I can do better on the first than on the second.
The reality is that the CAF is spending more of its time dealing with floods, fires, ice storms and pandemics because climate change is making a dent on our climate. There are no two ways around it. It means that the CAF has less money, less time and fewer resources to deal with other problems. There's just the time thing about it; it interrupts training cycles and it interrupts other things. The CAF is strained. The pandemic has strained the CAF more through the variety of ways in which it has helped the country deal with the pandemic. That simply makes it harder to do so.
There are others who could talk more clearly about what it means for the permafrost to be softening and how that will make it harder to maintain bases and develop new bases [Technical difficulty—Editor] up in the north, but every investment that we put in the north is going to be very, very costly. Climate change is not going to make it cheaper. It's going to make it more imperative, because we [Technical difficulty—Editor] to be rescued. We're going to need more assets up in the north, because it is going to be a passage that people will be going through.

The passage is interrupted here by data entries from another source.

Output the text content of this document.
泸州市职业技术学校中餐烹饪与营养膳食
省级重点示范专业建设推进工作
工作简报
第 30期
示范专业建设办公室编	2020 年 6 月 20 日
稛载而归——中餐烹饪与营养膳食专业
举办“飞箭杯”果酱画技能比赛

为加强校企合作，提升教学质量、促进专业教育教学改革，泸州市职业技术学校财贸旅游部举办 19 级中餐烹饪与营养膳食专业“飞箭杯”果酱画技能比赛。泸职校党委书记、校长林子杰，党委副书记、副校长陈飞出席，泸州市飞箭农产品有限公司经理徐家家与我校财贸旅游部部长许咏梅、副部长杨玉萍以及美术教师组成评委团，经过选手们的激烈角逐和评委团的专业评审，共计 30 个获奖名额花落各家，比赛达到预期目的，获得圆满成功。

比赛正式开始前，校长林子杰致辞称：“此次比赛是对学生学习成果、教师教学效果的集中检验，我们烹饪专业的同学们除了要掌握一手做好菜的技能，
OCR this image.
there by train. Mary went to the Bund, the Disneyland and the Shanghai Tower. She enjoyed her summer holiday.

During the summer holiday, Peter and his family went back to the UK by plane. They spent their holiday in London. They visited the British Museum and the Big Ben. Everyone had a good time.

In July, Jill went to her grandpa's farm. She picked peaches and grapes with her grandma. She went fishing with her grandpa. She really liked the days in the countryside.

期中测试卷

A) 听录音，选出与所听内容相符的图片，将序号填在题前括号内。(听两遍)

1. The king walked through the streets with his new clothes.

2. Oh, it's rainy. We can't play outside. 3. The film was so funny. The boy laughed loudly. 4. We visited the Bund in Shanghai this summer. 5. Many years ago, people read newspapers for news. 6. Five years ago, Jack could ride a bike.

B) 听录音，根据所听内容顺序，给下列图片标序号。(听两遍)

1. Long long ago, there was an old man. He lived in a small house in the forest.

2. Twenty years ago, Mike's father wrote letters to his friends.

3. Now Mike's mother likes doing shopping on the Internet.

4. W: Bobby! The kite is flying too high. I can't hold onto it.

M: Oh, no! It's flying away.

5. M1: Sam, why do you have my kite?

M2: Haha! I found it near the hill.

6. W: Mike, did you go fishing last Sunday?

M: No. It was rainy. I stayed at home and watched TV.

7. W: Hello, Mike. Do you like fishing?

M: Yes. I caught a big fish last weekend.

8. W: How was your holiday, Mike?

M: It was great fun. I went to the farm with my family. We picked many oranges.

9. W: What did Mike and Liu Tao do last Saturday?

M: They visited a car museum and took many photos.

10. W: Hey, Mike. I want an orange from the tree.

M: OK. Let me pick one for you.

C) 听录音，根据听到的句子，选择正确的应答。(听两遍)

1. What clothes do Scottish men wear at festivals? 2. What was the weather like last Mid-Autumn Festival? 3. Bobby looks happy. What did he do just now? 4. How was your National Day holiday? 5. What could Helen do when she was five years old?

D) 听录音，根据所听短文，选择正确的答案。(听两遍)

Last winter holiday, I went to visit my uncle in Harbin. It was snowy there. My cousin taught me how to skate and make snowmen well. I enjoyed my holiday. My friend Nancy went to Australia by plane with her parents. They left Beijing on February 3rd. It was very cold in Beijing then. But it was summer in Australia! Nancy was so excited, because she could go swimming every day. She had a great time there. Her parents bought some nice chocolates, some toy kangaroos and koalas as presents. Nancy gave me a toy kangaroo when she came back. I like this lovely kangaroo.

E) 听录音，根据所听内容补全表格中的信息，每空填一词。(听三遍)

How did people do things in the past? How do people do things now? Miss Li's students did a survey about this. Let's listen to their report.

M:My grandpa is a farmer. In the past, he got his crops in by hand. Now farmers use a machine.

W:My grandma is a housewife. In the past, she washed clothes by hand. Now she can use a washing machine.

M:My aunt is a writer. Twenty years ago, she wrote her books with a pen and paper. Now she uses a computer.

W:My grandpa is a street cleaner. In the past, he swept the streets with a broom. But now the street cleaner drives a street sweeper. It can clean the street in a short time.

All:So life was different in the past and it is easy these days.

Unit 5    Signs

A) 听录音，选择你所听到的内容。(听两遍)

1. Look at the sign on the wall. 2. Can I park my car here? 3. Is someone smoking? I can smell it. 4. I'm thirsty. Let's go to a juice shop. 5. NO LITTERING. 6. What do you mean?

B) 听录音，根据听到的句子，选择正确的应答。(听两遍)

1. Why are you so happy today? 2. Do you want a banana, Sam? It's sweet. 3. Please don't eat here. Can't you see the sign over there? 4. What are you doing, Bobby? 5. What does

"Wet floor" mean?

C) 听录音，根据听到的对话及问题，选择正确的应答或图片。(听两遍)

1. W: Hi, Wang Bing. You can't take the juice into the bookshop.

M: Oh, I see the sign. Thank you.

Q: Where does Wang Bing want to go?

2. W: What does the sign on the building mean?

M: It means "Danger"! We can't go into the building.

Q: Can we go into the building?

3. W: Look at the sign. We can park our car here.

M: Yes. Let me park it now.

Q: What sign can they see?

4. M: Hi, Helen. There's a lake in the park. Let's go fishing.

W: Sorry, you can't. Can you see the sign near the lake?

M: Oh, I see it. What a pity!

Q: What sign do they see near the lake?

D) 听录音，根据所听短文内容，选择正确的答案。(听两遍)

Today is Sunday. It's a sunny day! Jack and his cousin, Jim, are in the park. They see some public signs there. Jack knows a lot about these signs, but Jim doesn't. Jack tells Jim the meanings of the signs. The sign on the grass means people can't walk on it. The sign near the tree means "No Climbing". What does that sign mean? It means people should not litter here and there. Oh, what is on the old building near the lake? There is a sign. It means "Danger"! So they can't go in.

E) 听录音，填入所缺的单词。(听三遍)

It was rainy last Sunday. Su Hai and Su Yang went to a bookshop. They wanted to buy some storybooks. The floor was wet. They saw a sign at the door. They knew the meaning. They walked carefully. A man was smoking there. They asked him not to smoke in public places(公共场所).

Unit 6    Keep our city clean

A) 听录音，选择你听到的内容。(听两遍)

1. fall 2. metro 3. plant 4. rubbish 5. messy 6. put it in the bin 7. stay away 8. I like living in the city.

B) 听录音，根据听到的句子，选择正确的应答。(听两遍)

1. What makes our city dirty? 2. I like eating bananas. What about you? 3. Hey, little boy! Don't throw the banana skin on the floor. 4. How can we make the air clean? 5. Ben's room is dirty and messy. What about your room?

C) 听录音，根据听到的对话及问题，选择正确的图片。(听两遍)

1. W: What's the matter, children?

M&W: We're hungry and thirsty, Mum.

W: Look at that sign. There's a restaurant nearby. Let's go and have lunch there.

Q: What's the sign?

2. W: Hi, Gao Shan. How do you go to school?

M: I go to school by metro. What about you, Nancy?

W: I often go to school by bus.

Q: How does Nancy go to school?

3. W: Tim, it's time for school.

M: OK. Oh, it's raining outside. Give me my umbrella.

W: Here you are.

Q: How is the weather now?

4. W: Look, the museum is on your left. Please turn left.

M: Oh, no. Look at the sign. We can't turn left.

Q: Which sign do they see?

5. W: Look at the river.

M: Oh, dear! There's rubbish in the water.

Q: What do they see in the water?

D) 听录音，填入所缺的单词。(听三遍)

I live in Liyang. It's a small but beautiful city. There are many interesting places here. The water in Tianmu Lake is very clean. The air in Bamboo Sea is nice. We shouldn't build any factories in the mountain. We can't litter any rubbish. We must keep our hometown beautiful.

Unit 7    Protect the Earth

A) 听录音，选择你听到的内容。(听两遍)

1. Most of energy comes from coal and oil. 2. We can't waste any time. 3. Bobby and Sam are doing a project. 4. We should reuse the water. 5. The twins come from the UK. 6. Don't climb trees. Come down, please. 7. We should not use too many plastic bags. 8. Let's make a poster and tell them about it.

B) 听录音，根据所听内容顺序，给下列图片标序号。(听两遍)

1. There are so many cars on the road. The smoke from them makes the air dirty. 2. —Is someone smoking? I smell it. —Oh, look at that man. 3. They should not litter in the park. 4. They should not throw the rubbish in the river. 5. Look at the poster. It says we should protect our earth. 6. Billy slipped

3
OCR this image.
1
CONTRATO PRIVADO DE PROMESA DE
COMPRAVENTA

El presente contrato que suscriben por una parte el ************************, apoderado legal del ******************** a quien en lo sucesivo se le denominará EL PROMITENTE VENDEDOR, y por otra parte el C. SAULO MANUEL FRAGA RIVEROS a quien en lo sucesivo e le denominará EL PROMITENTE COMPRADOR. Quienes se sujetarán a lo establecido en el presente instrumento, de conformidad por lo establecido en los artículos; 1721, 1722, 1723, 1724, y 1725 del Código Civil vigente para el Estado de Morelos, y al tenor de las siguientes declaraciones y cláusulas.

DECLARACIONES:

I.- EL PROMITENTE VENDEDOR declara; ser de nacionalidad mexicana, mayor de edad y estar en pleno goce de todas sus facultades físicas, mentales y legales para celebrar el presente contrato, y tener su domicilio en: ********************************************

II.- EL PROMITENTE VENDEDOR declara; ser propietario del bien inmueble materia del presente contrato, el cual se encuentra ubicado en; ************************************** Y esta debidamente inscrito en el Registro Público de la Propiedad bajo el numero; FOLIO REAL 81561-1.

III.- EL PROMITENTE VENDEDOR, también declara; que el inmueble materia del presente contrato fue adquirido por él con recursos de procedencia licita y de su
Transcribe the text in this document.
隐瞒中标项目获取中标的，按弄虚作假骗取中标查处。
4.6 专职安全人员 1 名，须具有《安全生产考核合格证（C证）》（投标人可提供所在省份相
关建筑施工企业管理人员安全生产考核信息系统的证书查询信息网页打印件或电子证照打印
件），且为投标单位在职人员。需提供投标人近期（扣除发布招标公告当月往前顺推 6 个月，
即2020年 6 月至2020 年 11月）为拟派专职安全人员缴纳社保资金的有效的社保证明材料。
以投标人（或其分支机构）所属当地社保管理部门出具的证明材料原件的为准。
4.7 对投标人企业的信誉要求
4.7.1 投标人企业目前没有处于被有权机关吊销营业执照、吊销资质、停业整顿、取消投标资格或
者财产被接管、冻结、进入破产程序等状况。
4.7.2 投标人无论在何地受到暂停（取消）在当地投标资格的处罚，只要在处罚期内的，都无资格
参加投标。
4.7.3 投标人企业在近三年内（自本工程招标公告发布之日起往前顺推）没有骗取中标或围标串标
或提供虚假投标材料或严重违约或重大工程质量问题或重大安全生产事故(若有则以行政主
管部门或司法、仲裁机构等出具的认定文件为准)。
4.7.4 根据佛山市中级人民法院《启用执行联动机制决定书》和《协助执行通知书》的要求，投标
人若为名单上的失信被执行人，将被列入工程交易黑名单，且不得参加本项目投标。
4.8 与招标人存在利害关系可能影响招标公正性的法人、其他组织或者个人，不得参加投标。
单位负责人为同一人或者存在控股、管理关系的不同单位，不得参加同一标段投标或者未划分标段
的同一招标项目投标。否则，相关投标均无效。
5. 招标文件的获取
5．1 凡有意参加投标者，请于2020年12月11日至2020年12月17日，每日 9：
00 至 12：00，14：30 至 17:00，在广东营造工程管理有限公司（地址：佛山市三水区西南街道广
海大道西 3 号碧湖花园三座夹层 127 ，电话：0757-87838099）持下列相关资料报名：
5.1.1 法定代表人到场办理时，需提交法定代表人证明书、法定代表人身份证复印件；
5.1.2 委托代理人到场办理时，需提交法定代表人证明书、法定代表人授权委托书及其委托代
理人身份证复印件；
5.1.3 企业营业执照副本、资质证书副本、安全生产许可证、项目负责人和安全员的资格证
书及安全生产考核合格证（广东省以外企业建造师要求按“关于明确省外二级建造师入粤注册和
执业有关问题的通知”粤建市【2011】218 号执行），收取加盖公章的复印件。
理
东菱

What's the solution to this? I think the first thing is that we need to tell the military that domestic emergency operations are not just an inconvenience getting in the way of expeditionary operations. They are a co-priority with these operations elsewhere. Again, we've faced greater harm from these emergencies than from any foreign aggression in any recent time frame. We need to put more effort into making this part of their day job and not just something that gets in the way of their day job. It's about priorities.